Berdasarkan hasil sidang ditemukan fakta dalam persidangan bahwa dalam materi persidangan tidak ditemukan unsur penistaan agama melainkan perkara sengketa tanah, dimana bukan perkara pidana akan tetapi perkara perdata.
Sabri guntur mengungkapkan ” terkait surat dakwaan jaksa penutut umum pada pasal yang didakwakan terhadap klien kami, itu terkesan Dugaan dikriminalisasi artinya perkara ini sangat dipaksakan” ungkapnya.
“Jadi apa yang didakwakan terhadap klien kami Efrit dan Widya serta yang lainya dimana pasal yang cantumkan tidak ada fakta yang menjukan penistaan agama yang didakwakan jaksa ini,” lanjutnya
Dia menmbahkan jadi yang terjadi disana bukanlah masalah penistaan agama tetapi lebih pada sengketa tanah, ini akan menimbulkan konflik dengan adanya dakwaan atau perkara ini.

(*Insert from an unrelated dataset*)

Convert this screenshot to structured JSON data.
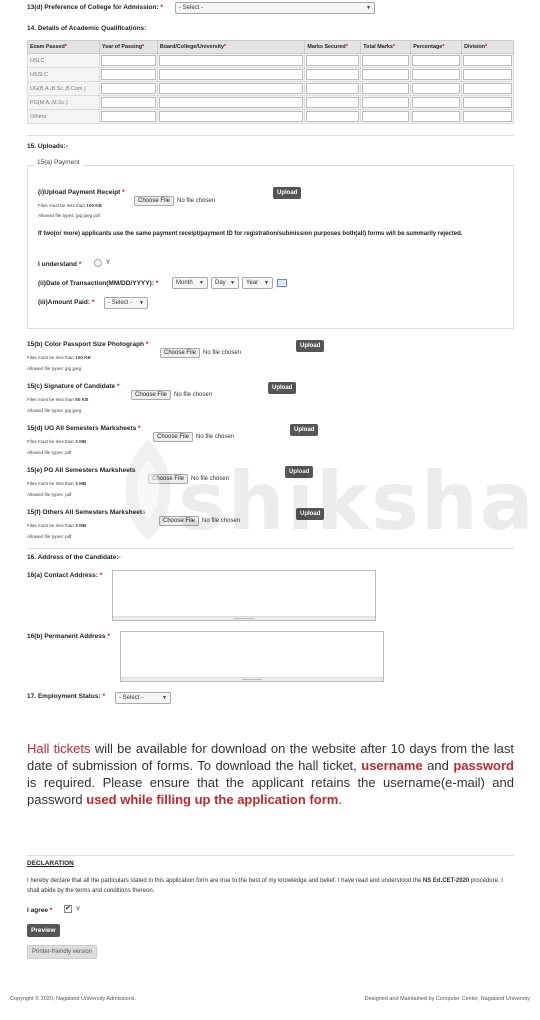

“Substansi yang ditarget pihak lokal ini harus dijaga dan dihindari. Jadi harapan pada persidangan kedepannya harus obyektif dalam memutuskan perkara yang berdasarkan fakta-fakta, sehingga kita berharap pada majelis hakim dalam memberikan putusan yang adil dan bijaksana, saya kira ini inti sari dari perkara ini”, sambungnya.
Untuk tambahan perkara yang terjadi di desa tawamelewe ini bukan perkara pidana akan tetapi perkara perdata mengenai sengketa lahan.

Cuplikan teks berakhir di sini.